Both institutions and active citizens are sincere and often effective in the pursuit of their own well-being, of matters that occur within their own boundaries. But no matter how effective they are in pursuing their interests, the community as a whole does not change, especially for those on the margin. In an individualistic culture, the social capital, the fabric of community, does not get built.

To summarize, the context of retribution and the story that grows out of it cause our attempts to build community to be what actually keeps it unchanged. Our retributive approach to the symptoms of poverty, violence, homelessness, and cynicism does not create these symptoms but interferes with their changing. Retribution by its nature serves to fragment community and reduce social capital. The side effect is that each citizen's accountability for the well-being of community is reduced. When the context is retributive, reduced accountability and diminished social capital are the direct outgrowths of our very efforts to improve community. And this mostly occurs as an unintended consequence, for no one holds a fragmented community as a goal.

The retributive context, given form through the dominant public conversation, is based on a culture of fear, fault finding, fragmentation, and worrying more about taxes than compassion; it is more about being right than working something out, more about gerrymandering for our own interests than giving voice to those on the margin.
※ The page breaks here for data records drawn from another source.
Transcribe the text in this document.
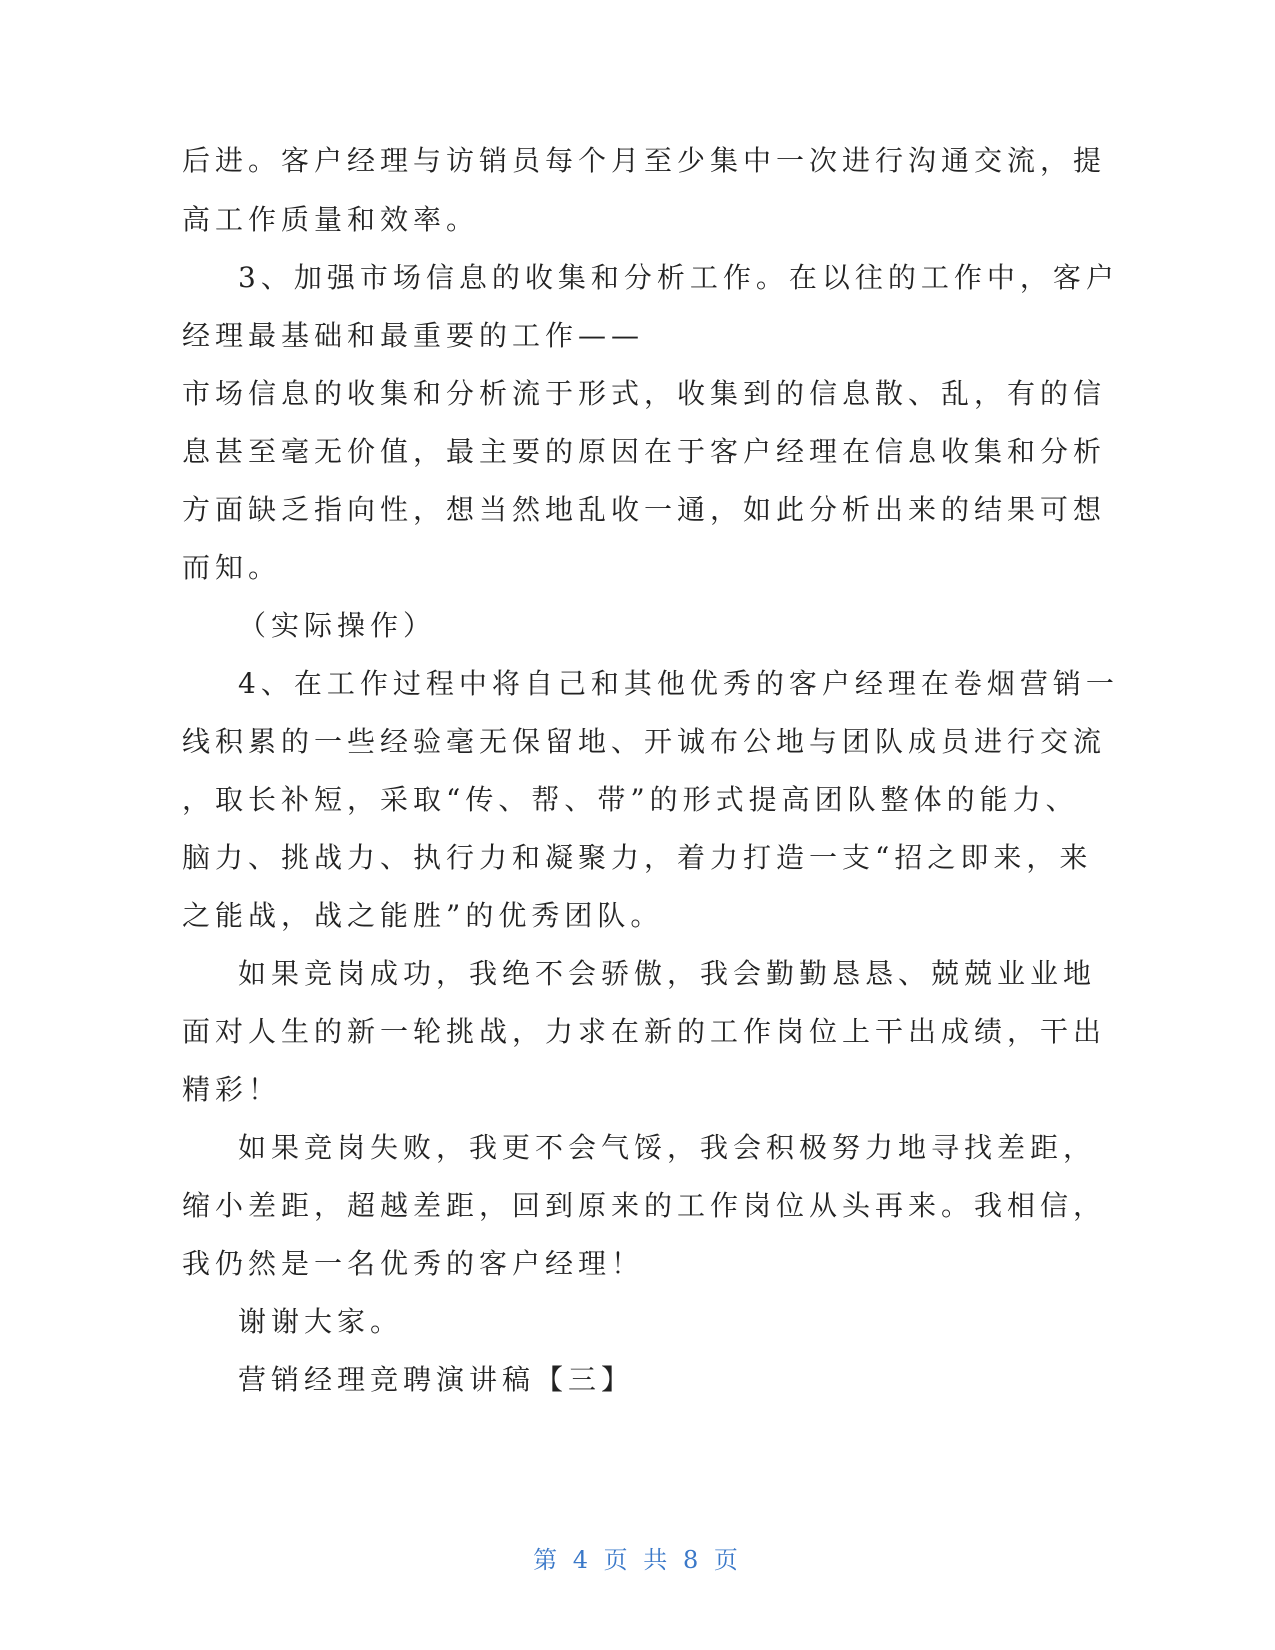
后进。客户经理与访销员每个月至少集中一次进行沟通交流，提
高工作质量和效率。
3、加强市场信息的收集和分析工作。在以往的工作中，客户
经理最基础和最重要的工作——
市场信息的收集和分析流于形式，收集到的信息散、乱，有的信
息甚至毫无价值，最主要的原因在于客户经理在信息收集和分析
方面缺乏指向性，想当然地乱收一通，如此分析出来的结果可想
而知。
（实际操作）
4、在工作过程中将自己和其他优秀的客户经理在卷烟营销一
线积累的一些经验毫无保留地、开诚布公地与团队成员进行交流
，取长补短，采取“传、帮、带”的形式提高团队整体的能力、
脑力、挑战力、执行力和凝聚力，着力打造一支“招之即来，来
之能战，战之能胜”的优秀团队。
如果竞岗成功，我绝不会骄傲，我会勤勤恳恳、兢兢业业地
面对人生的新一轮挑战，力求在新的工作岗位上干出成绩，干出
精彩！
如果竞岗失败，我更不会气馁，我会积极努力地寻找差距，
缩小差距，超越差距，回到原来的工作岗位从头再来。我相信，
我仍然是一名优秀的客户经理！
谢谢大家。
营销经理竞聘演讲稿【三】
第 4 页 共 8 页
Other than that, it is fine.

The Media

As a key messenger of context in the stuck community, the media takes its cue from citizens and makes its living from retribution. The public conversation most visible to us is the interaction between what we citizens want to hear and the narrative put forth by the media. But it is too easy to blame the media for valuing entertainment over news and for selling fear and problems over generosity and possibility. It is more useful to see that the media is a reflection of who we, as citizens, have become.
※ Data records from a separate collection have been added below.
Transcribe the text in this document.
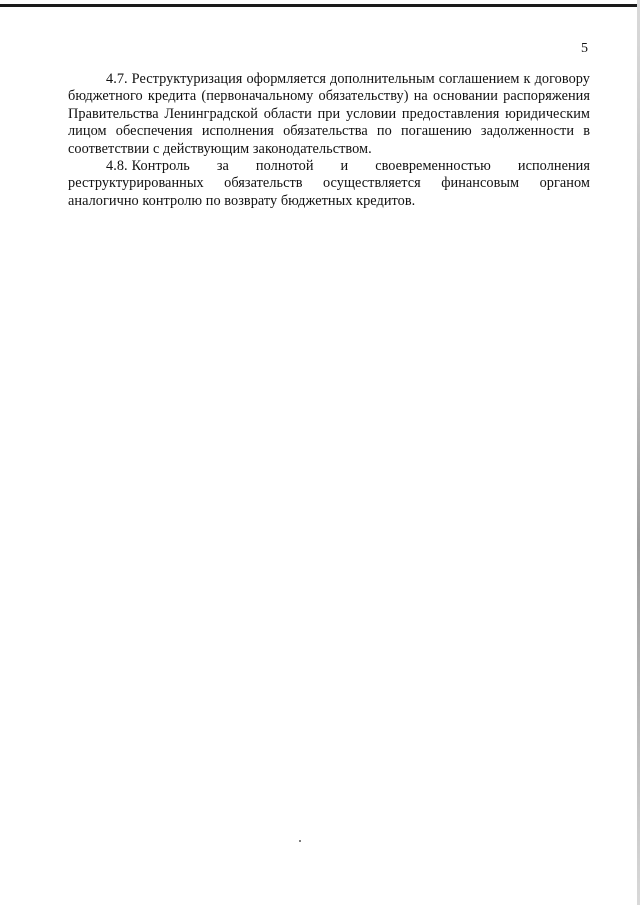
5

4.7. Реструктуризация оформляется дополнительным соглашением к договору бюджетного кредита (первоначальному обязательству) на основании распоряжения Правительства Ленинградской области при условии предоставления юридическим лицом обеспечения исполнения обязательства по погашению задолженности в соответствии с действующим законодательством.

4.8. Контроль за полнотой и своевременностью исполнения реструктурированных обязательств осуществляется финансовым органом аналогично контролю по возврату бюджетных кредитов.
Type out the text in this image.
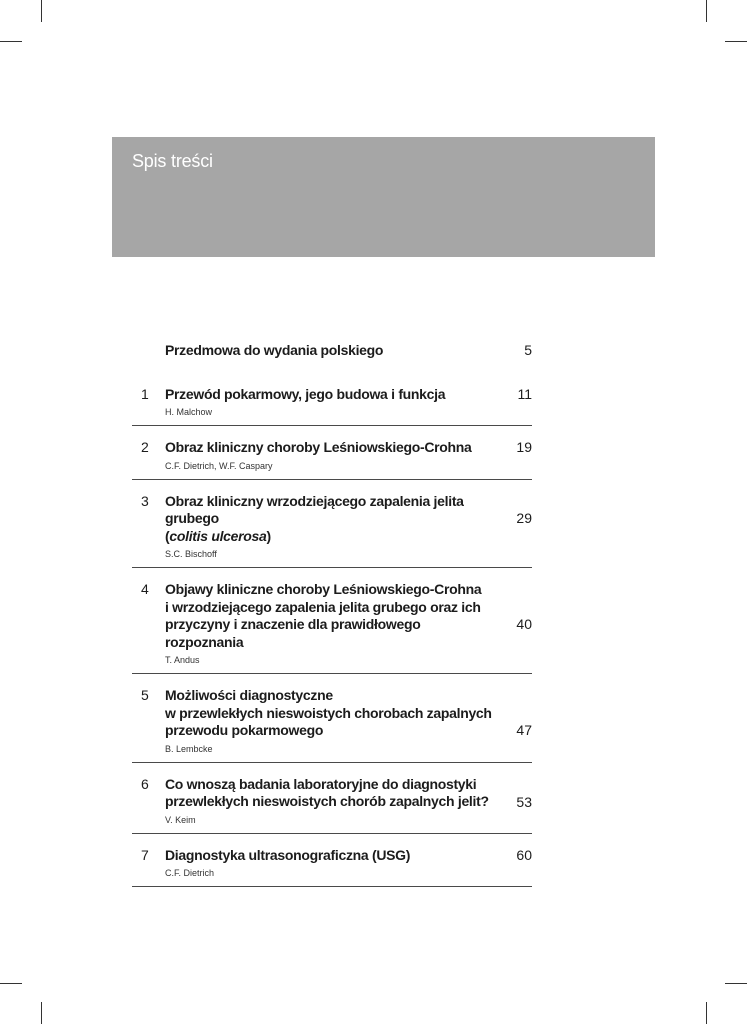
Spis treści
Przedmowa do wydania polskiego	5
1 Przewód pokarmowy, jego budowa i funkcja
H. Malchow
11
2 Obraz kliniczny choroby Leśniowskiego-Crohna
C.F. Dietrich, W.F. Caspary
19
3 Obraz kliniczny wrzodziejącego zapalenia jelita grubego
(colitis ulcerosa)
S.C. Bischoff
29
4 Objawy kliniczne choroby Leśniowskiego-Crohna
i wrzodziejącego zapalenia jelita grubego oraz ich
przyczyny i znaczenie dla prawidłowego rozpoznania
T. Andus
40
5 Możliwości diagnostyczne
w przewlekłych nieswoistych chorobach zapalnych
przewodu pokarmowego
B. Lembcke
47
6 Co wnoszą badania laboratoryjne do diagnostyki
przewlekłych nieswoistych chorób zapalnych jelit?
V. Keim
53
7 Diagnostyka ultrasonograficzna (USG)
C.F. Dietrich
60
The news is most usefully understood as the daily decisions about what is newsworthy. This is a power that goes way beyond simply informing us. The agenda in each story defines what is important, and in doing this, it promotes an identity for a community.

The problem, of course, was that Baba saw the world in black and white. And he got to decide what was black and white.

Khaled Hosseini, The Kite Runner

This means the real importance of the media is not in the typical debate over the quality, balance, or even accuracy of what is reported. These vary with the channel, the network, the newspaper, the Web site. They vary with having the resources to get the whole story, the market segment it is aiming at, and its editorial agenda. What is most important, and the power that is most defining, is the power of the media to decide what is worth talking about. As British newspaper pioneer Lord Northcliffe once said, “News is what somebody somewhere wants to suppress; all the rest is advertising.”

The media's power is the power to name the public debate. Or, in other words, the power to name “reality.” This is true for the mainstream as well as online media.

The point is this: Citizens have the capacity to change the community story, to reclaim the power to name what is worth talking about, to bring a new context into being. Those of us who create the current dominant context for the community conversation drive the conditions that nurture a retributive context or a retributive community. If we do not choose to change this context and the strategies that follow from it, we will produce no new outcomes for our institutions, neighborhoods, and towns.